3. Tax deductions for the wealthy: Mellon in the 1920’s lowered revenue by lowering the tax rates of the wealthy. It is a fantasy to believe that the most of the money gained through tax deductions will go into new equipment and that it will lead to more employment. Yes, a little of that will occur, but mostly it goes into the pockets of the wealthy or into their own investment portfolios.

During President Reagan’s time in office he experienced lower revenue in attempting to prove Arthur Laffer and the Laffer curve correct or in other words the trickle down theory. In order to pay for what Ronald Reagan needed to do in spending more money on defense he wound up raising taxes to pay for things.

There is always the next Ponzi scheme, the next trick or slight of hand, money manipulation is one. Betting on money by using derivatives is another.

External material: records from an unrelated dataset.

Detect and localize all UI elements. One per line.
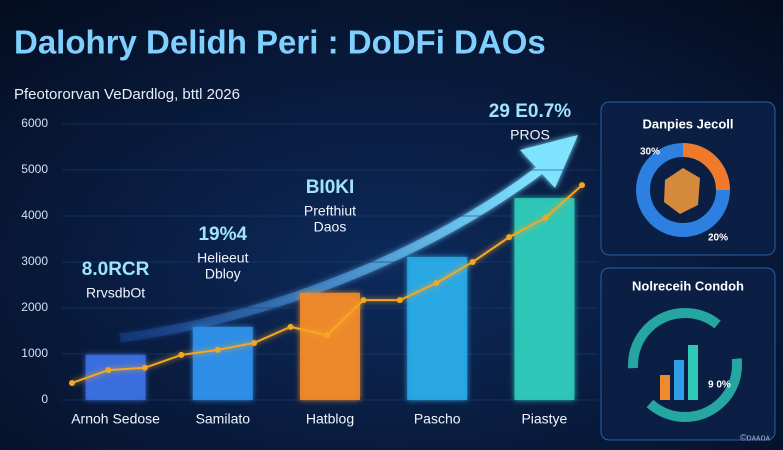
y-tick-label: 6000 [21,116,48,130]
y-tick-label: 2000 [21,300,48,314]
annotation-value: BI0KI [306,177,355,198]
annotation-label: PROS [510,127,550,143]
icon-bar [688,345,698,400]
bar [514,198,575,400]
annotation-label: RrvsdbOt [86,285,145,301]
donut-segment [682,143,730,191]
trend-point [324,332,330,339]
cycle-ring [628,308,742,422]
bar [85,354,146,400]
panel-title: Danpies Jecoll [642,116,733,131]
trend-point [542,214,549,221]
trend-point [178,351,185,358]
bar [407,256,468,400]
trend-point [105,367,112,374]
x-tick-label: Hatblog [306,411,354,427]
chart-title: Dalohry Delidh Peri : DoDFi DAOs [14,24,546,61]
trend-point [251,339,258,346]
trend-point [360,297,367,304]
y-tick-label: 5000 [21,162,48,176]
annotation-label: Daos [314,219,347,235]
trend-point [141,364,148,371]
chart-subtitle: Pfeotororvan VeDardlog, bttl 2026 [14,86,240,103]
trend-point [469,259,476,265]
panel-text: Danpies Jecoll 30% 20% Nolreceih Condoh … [632,116,744,390]
trend-point [433,280,440,287]
trend-point [396,297,403,304]
bar [300,292,360,400]
panel-label: 9 0% [708,380,731,391]
panel-label: 30% [640,147,660,158]
annotation-label: Dbloy [205,266,241,282]
panel-title: Nolreceih Condoh [632,278,744,293]
trend-point [506,234,513,241]
x-tick-label: Samilato [196,411,251,427]
annotation-label: Helieeut [197,250,248,266]
bar [192,326,253,400]
x-tick-label: Arnoh Sedose [71,411,160,427]
trend-arrow [119,166,543,343]
y-tick-label: 4000 [21,208,48,222]
trend-point [579,182,585,189]
annotation-value: 8.0RCR [82,259,150,280]
cube-icon [664,168,700,214]
icon-bar [660,375,670,400]
y-tick-label: 0 [41,392,48,406]
annotation-value: 19%4 [198,224,247,245]
trend-point [287,323,294,330]
icon-bar [674,360,684,400]
trend-point [214,346,221,353]
arrow-head [520,135,578,188]
watermark: ©ᴅᴀᴀᴏᴀ [740,432,771,442]
x-tick-label: Piastye [521,411,567,427]
trend-point [69,379,75,386]
annotation-label: Prefthiut [304,203,356,219]
y-tick-label: 3000 [21,254,48,268]
y-tick-label: 1000 [21,346,48,360]
panel-label: 20% [708,233,728,244]
annotation-value: 29 E0.7% [489,101,571,122]
x-tick-label: Pascho [414,411,461,427]
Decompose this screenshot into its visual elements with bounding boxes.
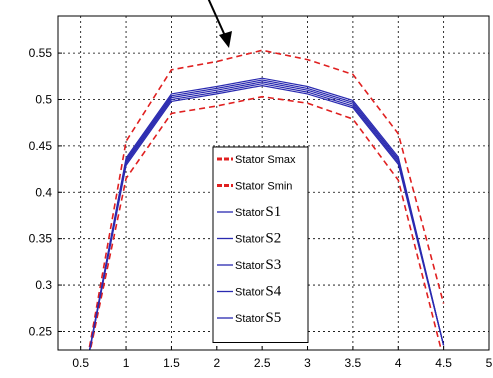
series-lines (88, 49, 445, 350)
legend-label-prefix: Stator (235, 287, 265, 299)
legend-label: StatorS5 (235, 310, 281, 326)
legend-label: StatorS1 (235, 204, 281, 220)
plot-frame (57, 15, 490, 351)
series-line-5 (89, 81, 445, 350)
legend-label-prefix: Stator (235, 207, 265, 219)
y-tick-label: 0.45 (29, 139, 53, 153)
x-tick-label: 4.5 (435, 356, 452, 370)
y-tick-label: 0.4 (35, 185, 52, 199)
series-line-4 (88, 79, 445, 350)
legend-label-prefix: Stator (235, 181, 265, 193)
x-axis-ticks: 0.5 1 1.5 2 2.5 3 3.5 4 4.5 5 (72, 346, 493, 370)
x-tick-label: 1 (123, 356, 130, 370)
legend-label-prefix: Stator (235, 313, 265, 325)
series-line-3 (88, 77, 445, 350)
legend-label-suffix: S4 (265, 284, 281, 300)
x-tick-label: 0.5 (72, 356, 89, 370)
x-tick-label: 4 (395, 356, 402, 370)
y-axis-ticks: 0.25 0.3 0.35 0.4 0.45 0.5 0.55 (29, 46, 62, 338)
legend-label-suffix: Smax (267, 154, 296, 166)
y-tick-label: 0.25 (29, 324, 53, 338)
legend-label-suffix: S3 (265, 257, 281, 273)
y-tick-label: 0.3 (35, 278, 52, 292)
legend-label-suffix: Smin (267, 181, 292, 193)
legend-label-prefix: Stator (235, 154, 265, 166)
x-tick-label: 2 (213, 356, 220, 370)
y-tick-label: 0.5 (35, 93, 52, 107)
legend-label-suffix: S5 (265, 310, 281, 326)
y-tick-label: 0.35 (29, 232, 53, 246)
legend-label: Stator Smin (235, 181, 292, 193)
series-line-6 (89, 83, 445, 350)
legend-box (212, 146, 309, 343)
legend-label-prefix: Stator (235, 234, 265, 246)
legend-label-suffix: S2 (265, 231, 281, 247)
legend-label: StatorS4 (235, 284, 282, 300)
y-tick-label: 0.55 (29, 46, 53, 60)
legend-label: Stator Smax (235, 154, 296, 166)
x-tick-label: 2.5 (254, 356, 271, 370)
annotation-arrow (207, 0, 232, 48)
x-tick-label: 3.5 (345, 356, 362, 370)
legend-label: StatorS3 (235, 257, 281, 273)
series-line-1 (88, 49, 445, 350)
x-tick-label: 1.5 (163, 356, 180, 370)
x-tick-label: 3 (304, 356, 311, 370)
series-line-2 (89, 95, 443, 350)
x-tick-label: 5 (486, 356, 493, 370)
series-line-7 (89, 84, 445, 350)
legend-label: StatorS2 (235, 231, 281, 247)
legend-label-prefix: Stator (235, 260, 265, 272)
legend-label-suffix: S1 (265, 204, 281, 220)
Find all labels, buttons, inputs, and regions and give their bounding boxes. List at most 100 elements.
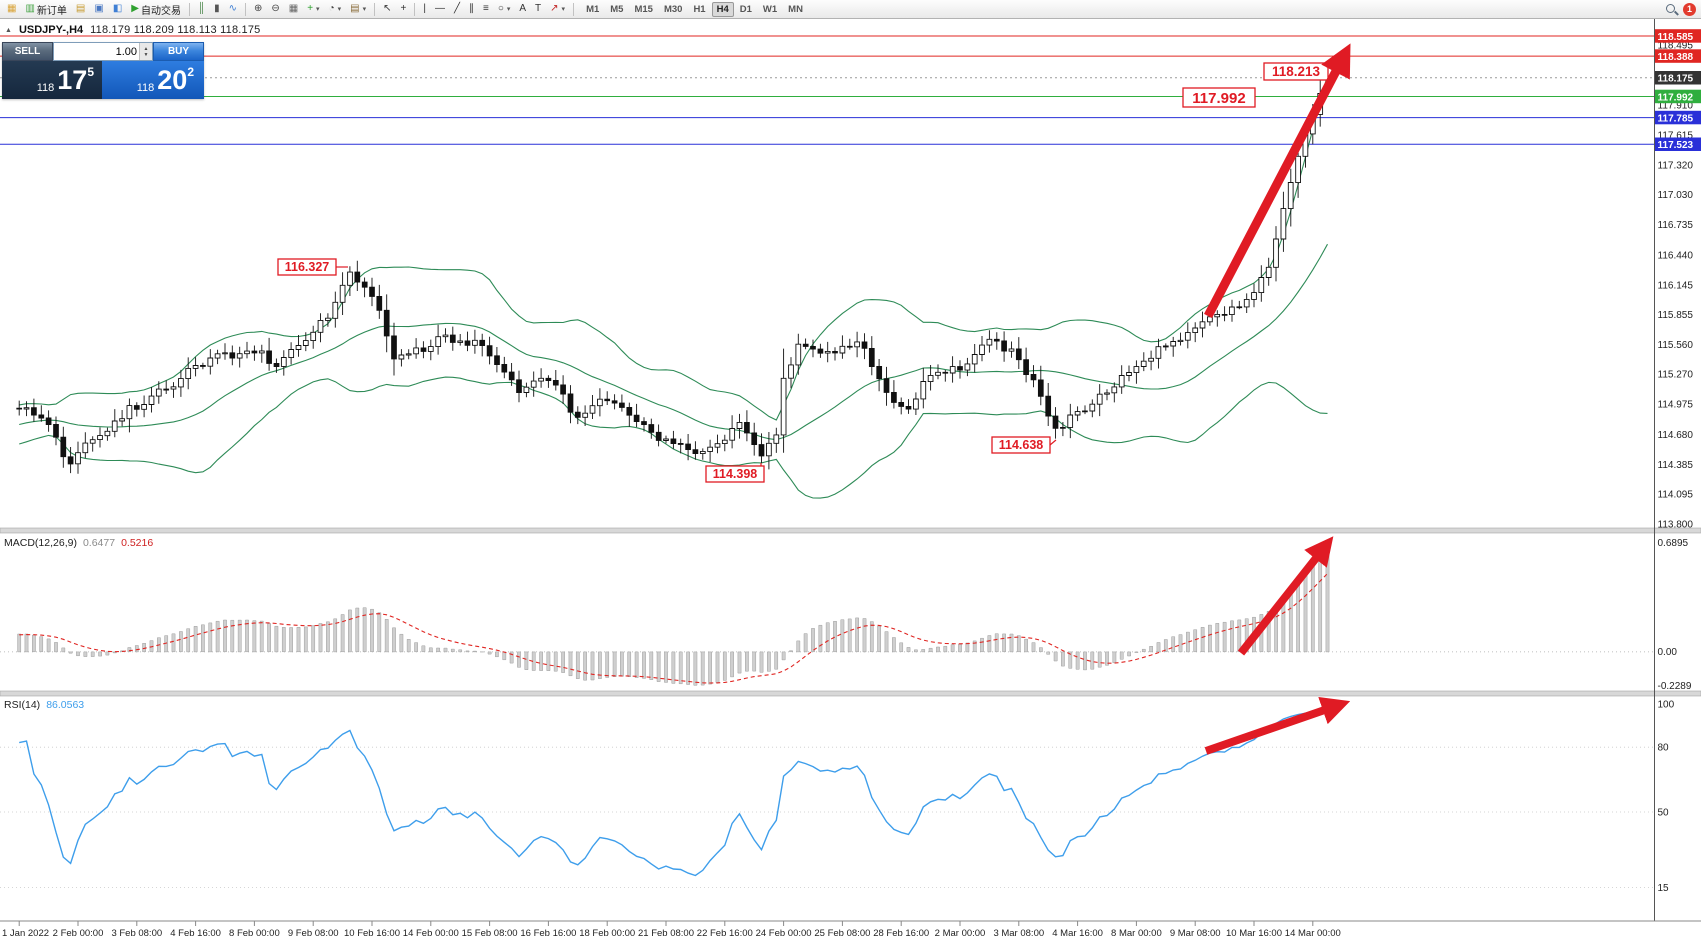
price-tick-label: 114.385 — [1658, 460, 1694, 471]
price-badge: 117.992 — [1655, 89, 1701, 103]
sell-price[interactable]: 118 17 5 — [2, 61, 102, 99]
bear-candles — [16, 76, 1331, 465]
rsi-tick-label: 100 — [1658, 700, 1675, 711]
auto-trading-button[interactable]: ▶ 自动交易 — [127, 0, 185, 18]
trend-arrow[interactable] — [1204, 43, 1351, 319]
price-annotation[interactable]: 117.992 — [1182, 87, 1256, 108]
macd-tick-label: 0.6895 — [1658, 538, 1689, 549]
timeframe-m5[interactable]: M5 — [610, 3, 624, 15]
profiles-button[interactable]: ▣ — [90, 0, 107, 18]
cursor-button[interactable]: ↖ — [379, 0, 395, 18]
cursor-icon: ↖ — [383, 3, 392, 14]
volume-spinner-arrows[interactable]: ▲ ▼ — [139, 43, 152, 60]
profiles-icon: ▣ — [94, 3, 104, 14]
chart-window[interactable]: 118.495 117.910 117.615 117.320 117.030 116.7… — [0, 19, 1701, 942]
horizontal-line-button[interactable]: — — [431, 0, 449, 18]
trend-arrow[interactable] — [1237, 536, 1334, 656]
time-axis-label: 2 Feb 00:00 — [53, 928, 104, 939]
trend-arrow[interactable] — [1204, 696, 1351, 755]
spinner-down-icon[interactable]: ▼ — [143, 51, 149, 58]
new-order-button[interactable]: ▥ 新订单 — [21, 0, 70, 18]
notification-badge[interactable]: 1 — [1683, 2, 1696, 16]
text-label-button[interactable]: T — [531, 0, 545, 18]
zoom-out-button[interactable]: ⊖ — [267, 0, 283, 18]
timeframe-h1[interactable]: H1 — [693, 3, 706, 15]
timeframe-mn[interactable]: MN — [788, 3, 803, 15]
price-annotation[interactable]: 114.398 — [705, 463, 765, 483]
fibonacci-button[interactable]: ≡ — [479, 0, 493, 18]
periods-icon: ◔ — [328, 3, 335, 14]
rsi-indicator-label: RSI(14) 86.0563 — [4, 699, 84, 711]
time-axis-label: 9 Mar 08:00 — [1170, 928, 1221, 939]
time-axis-label: 2 Mar 00:00 — [935, 928, 986, 939]
chart-window-button[interactable]: ▤ — [72, 0, 89, 18]
price-tick-label: 115.855 — [1658, 310, 1694, 321]
svg-text:118.388: 118.388 — [1658, 52, 1694, 63]
buy-button[interactable]: BUY — [153, 42, 204, 61]
price-tick-label: 116.145 — [1658, 280, 1694, 291]
spinner-up-icon[interactable]: ▲ — [143, 45, 149, 52]
zoom-in-button[interactable]: ⊕ — [250, 0, 266, 18]
price-tick-label: 117.030 — [1658, 190, 1694, 201]
price-badge: 118.388 — [1655, 49, 1701, 63]
price-annotation[interactable]: 114.638 — [991, 436, 1057, 454]
volume-stepper[interactable]: ▲▼ — [53, 42, 153, 61]
chart-svg[interactable]: 118.495 117.910 117.615 117.320 117.030 116.7… — [0, 19, 1701, 942]
shapes-button[interactable]: ○ ▾ — [494, 0, 515, 18]
buy-price-sup: 2 — [187, 65, 194, 79]
text-button[interactable]: A — [515, 0, 530, 18]
svg-text:118.585: 118.585 — [1658, 32, 1694, 43]
timeframe-m15[interactable]: M15 — [634, 3, 653, 15]
templates-button[interactable]: ▤ ▾ — [346, 0, 370, 18]
auto-trading-icon: ▶ — [131, 3, 139, 14]
tile-windows-button[interactable]: ▦ — [285, 0, 302, 18]
indicators-button[interactable]: + ▾ — [303, 0, 323, 18]
rsi-pane — [0, 710, 1654, 888]
timeframe-d1[interactable]: D1 — [739, 3, 752, 15]
arrows-button[interactable]: ↗ ▾ — [546, 0, 569, 18]
timeframe-w1[interactable]: W1 — [762, 3, 778, 15]
app-icon[interactable]: ▦ — [3, 0, 20, 18]
caret-icon: ▾ — [506, 6, 511, 13]
channel-button[interactable]: ∥ — [465, 0, 478, 18]
candlestick-chart-button[interactable]: ▮ — [210, 0, 224, 18]
price-annotation[interactable]: 118.213 — [1263, 62, 1329, 81]
main-chart-pane — [0, 35, 1654, 499]
time-axis-label: 22 Feb 16:00 — [697, 928, 753, 939]
crosshair-button[interactable]: + — [396, 0, 410, 18]
search-icon[interactable] — [1665, 3, 1679, 16]
bull-candles — [23, 93, 1324, 465]
channel-icon: ∥ — [468, 3, 474, 14]
line-chart-button[interactable]: ∿ — [225, 0, 241, 18]
sell-button[interactable]: SELL — [2, 42, 53, 61]
toolbar-right: 1 — [1665, 2, 1698, 16]
time-axis-label: 10 Feb 16:00 — [344, 928, 400, 939]
price-tick-label: 116.735 — [1658, 220, 1694, 231]
pane-separator[interactable] — [0, 527, 1701, 534]
macd-main-value: 0.6477 — [82, 537, 116, 549]
svg-text:116.327: 116.327 — [285, 260, 330, 274]
buy-price[interactable]: 118 20 2 — [102, 61, 204, 99]
timeframe-m1[interactable]: M1 — [586, 3, 600, 15]
price-annotation[interactable]: 116.327 — [277, 258, 348, 276]
toolbar-separator — [573, 2, 575, 16]
bar-chart-button[interactable]: ║ — [194, 0, 209, 18]
time-axis-label: 16 Feb 16:00 — [520, 928, 576, 939]
market-watch-button[interactable]: ◧ — [109, 0, 126, 18]
periods-button[interactable]: ◔ ▾ — [325, 0, 346, 18]
new-order-icon: ▥ — [25, 3, 35, 14]
zoom-out-icon: ⊖ — [271, 3, 280, 14]
auto-trading-button-label: 自动交易 — [140, 5, 181, 17]
volume-input[interactable] — [54, 43, 139, 60]
timeframe-m30[interactable]: M30 — [663, 3, 683, 15]
bollinger-middle-band — [19, 243, 1328, 441]
macd-name: MACD(12,26,9) — [4, 537, 77, 549]
chart-canvas[interactable]: 118.495 117.910 117.615 117.320 117.030 116.7… — [0, 19, 1701, 942]
pane-separator[interactable] — [0, 690, 1701, 697]
market-watch-icon: ◧ — [112, 3, 123, 14]
vertical-line-button[interactable]: | — [419, 0, 430, 18]
timeframe-h4[interactable]: H4 — [711, 1, 734, 17]
trendline-button[interactable]: ╱ — [450, 0, 464, 18]
toolbar-separator — [374, 2, 376, 16]
toolbar-separator — [188, 2, 190, 16]
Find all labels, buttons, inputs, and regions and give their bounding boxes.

One way that the 5 banks could be sure to make money on derivatives regarding the value of a currency was to stack the deck and know what the value would be. Bankers should face jail time for ruining peoples lives.

Economists used to claim that a Great Depression could not happen again; primarily because we have safeguards in place. The negative is we have to have people we can trust in those positions of authority who review and investigate questionable practices. Our laws are only as good as the people we hire to do their job, and protect the consumers from the next illegal practice or bogus investment.

Franklin Roosevelt saved Capitalism from itself, by regulating greed. If we elect a person too close to Wall Street watch out! We might just get a President who hands the keys to your retirement to another fraudulent scheme.

The greatest fear regarding having another deflationary Depression is when we do not have enough people, or consumers making enough money to pay for the goods that are made. You can only have a race to the bottom go so far before you reach a point of no return. If anything the Great Depression proved that deflation is the most difficult ramification to fix. Only World War II helped the world get out of the Great Depression. Don’t count of having another one to bail us out. We need banking reform to help regulate Wall Street from bankrupting Main Street.